South Coast Repertory: OBIE Award-winning comedies such as Annie Baker’s Circle Mirror Transformation (opening next weekend); suspenseful thrillers such as Irishman Conor McPherson’s The Weir; the return of the inimitably talented director Mark Rucker to a big and brash Shakespearean comedy, A Midsummer Night’s Dream; and the world premiere of Itamar Moses’ play about high-tech love in the 21st century, Completeness, show that, in its 47th year, SCR remains the standard to which all theaters in Southern California should aspire. Grade: A.

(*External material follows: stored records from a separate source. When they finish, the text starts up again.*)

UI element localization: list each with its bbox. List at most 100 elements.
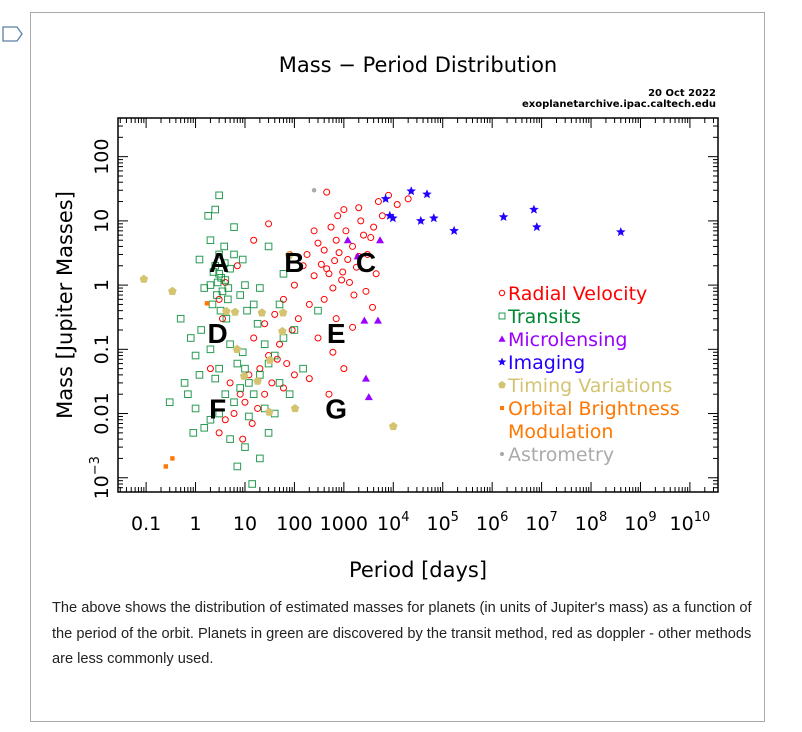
y-tick-label: 0.1 — [91, 334, 113, 364]
data-point — [320, 295, 328, 303]
data-point — [288, 326, 296, 334]
data-point — [310, 272, 318, 280]
legend-label: Radial Velocity — [508, 283, 647, 305]
data-point — [215, 295, 223, 303]
legend-label: Transits — [507, 306, 581, 328]
data-point — [283, 360, 291, 368]
data-point — [388, 213, 398, 223]
data-point — [165, 398, 174, 407]
data-point — [230, 223, 238, 231]
data-point — [284, 250, 294, 259]
data-point — [422, 189, 432, 199]
data-point — [275, 300, 284, 309]
data-point — [380, 193, 391, 203]
data-point — [320, 246, 328, 254]
data-point — [362, 287, 370, 295]
legend: Radial VelocityTransitsMicrolensingImagi… — [497, 283, 680, 466]
data-point — [230, 307, 240, 316]
legend-label: Astrometry — [508, 444, 614, 466]
data-point — [241, 398, 249, 406]
data-point — [361, 374, 370, 382]
data-point — [248, 480, 257, 488]
data-point — [303, 250, 311, 258]
data-point — [332, 236, 340, 244]
annotation-g: G — [325, 393, 347, 424]
data-point — [226, 264, 234, 273]
data-point — [529, 204, 539, 214]
data-point — [449, 225, 459, 235]
output-cell — [30, 12, 765, 722]
data-point — [299, 262, 307, 270]
legend-item-timing-variations: Timing Variations — [498, 375, 672, 397]
data-point — [310, 227, 318, 235]
data-point — [264, 429, 273, 437]
data-point — [217, 273, 225, 282]
data-point — [191, 351, 200, 360]
y-tick-label: 0.01 — [91, 392, 113, 434]
data-point — [236, 384, 244, 392]
legend-label: Imaging — [508, 352, 585, 374]
data-point — [311, 187, 317, 193]
data-point — [209, 268, 218, 276]
legend-item-imaging: Imaging — [497, 352, 585, 374]
data-point — [353, 252, 362, 260]
y-axis-label: Mass [Jupiter Masses] — [53, 191, 77, 419]
data-point — [249, 390, 258, 399]
x-tick-label: 107 — [525, 510, 557, 535]
data-point — [339, 268, 347, 276]
data-point — [335, 249, 343, 257]
data-point — [163, 464, 168, 469]
data-point — [406, 186, 416, 196]
data-point — [279, 334, 288, 342]
data-point — [338, 276, 346, 284]
data-point — [256, 365, 264, 373]
data-point — [332, 315, 340, 323]
data-point — [180, 379, 189, 387]
data-point — [222, 306, 231, 315]
x-tick-label: 0.1 — [131, 513, 161, 535]
x-tick-label: 104 — [377, 510, 409, 535]
data-point — [213, 291, 221, 299]
legend-label: Microlensing — [508, 329, 627, 351]
plot-frame — [117, 117, 719, 493]
cell-collapse-icon[interactable] — [2, 26, 24, 44]
data-point — [236, 291, 244, 299]
data-point — [355, 204, 363, 212]
data-point — [139, 274, 149, 283]
annotation-b: B — [284, 247, 304, 278]
mass-period-scatter-chart: Mass − Period Distribution 20 Oct 2022 e… — [53, 53, 719, 582]
chart-title: Mass − Period Distribution — [279, 53, 558, 77]
data-point — [245, 412, 253, 421]
data-point — [168, 286, 177, 295]
data-point — [211, 205, 220, 214]
data-point — [215, 250, 223, 259]
axis-ticks — [118, 117, 718, 493]
data-point — [323, 265, 331, 273]
data-point — [342, 227, 350, 235]
data-point — [393, 200, 401, 208]
x-tick-label: 108 — [575, 510, 607, 535]
x-tick-label: 106 — [476, 510, 508, 535]
data-point — [429, 213, 439, 223]
data-point — [195, 255, 204, 264]
legend-marker-icon — [498, 380, 506, 389]
data-point — [221, 390, 230, 399]
data-point — [314, 239, 322, 247]
data-point — [189, 429, 198, 437]
data-point — [195, 371, 204, 379]
x-tick-label: 109 — [624, 510, 656, 535]
data-point — [290, 371, 298, 379]
data-point — [305, 375, 313, 383]
legend-item-radial-velocity: Radial Velocity — [498, 283, 647, 305]
data-point — [211, 374, 220, 383]
data-point — [239, 435, 247, 443]
data-point — [363, 250, 371, 258]
data-point — [200, 284, 209, 292]
legend-label: Timing Variations — [507, 375, 672, 397]
legend-label: Orbital Brightness — [508, 398, 680, 420]
legend-label: Modulation — [508, 421, 613, 443]
data-point — [250, 334, 258, 342]
data-point — [238, 255, 247, 264]
data-point — [220, 242, 229, 251]
data-point — [329, 348, 337, 356]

STAGES: The year starts promising this weekend with The Last Days of Judas Iscariot, Stephen Adly Guirgis’ meditation on the final fate of history’s most notorious betrayer, with courtroom testimony from such luminaries as Mother Teresa, Sigmund Freud and Satan. Then there’s Jean-Paul Sartre’s No Exit, a play difficult to enjoy for many, but one with substantial literary heft. Later in the year is Arthur Miller’s Death of a Salesman, merely the greatest American play ever written; Charles Busch’s riotously funny, Hitchcockian spin on beach movies of the early ’60s, Psycho Beach Party; and a drag version of Bram Stoker’s Dracula, aptly titled Dragula. All interesting plays, absolutely. But what’s up with the six-week run of Neil Simon’s The Odd Couple in April and May? It’s easy to understand the reasoning behind scheduling this safe, harmless, ubiquitously produced comedy, but it’s also easy to understand why people might puke in their own mouths at hearing any theater of STAGES’ merit mounting such pedestrian dreck. Grade: Incomplete (ought to be an easy A, but any Neil Simon play, especially this one, earns a huge demerit).

THEATRE OUT: The most interesting plays on tap at OC’s gay-and-lesbian theater seem to be Stephan Karam’s comedy Speech and Debate, about three misfit teenagers in a sexually repressed Oregon town; A Catered Affair, a 2007 musical written by theater icon Harvey Fierstein; and Richard Greenberg’s intensely elusive The Violet Hour, which debuted at SCR in 2003. Most yawny choices? Tennessee Williams’ emotionally tiresome Suddenly Last Summer and Christopher Durang’s Beyond Therapy, an admittedly funny comedy that has basically been ruined by high-school-theater festivals. Grade: B.


This article ran in print as “Preview Review Revue: A look at what OC’s best local theater companies will stage in 2011.”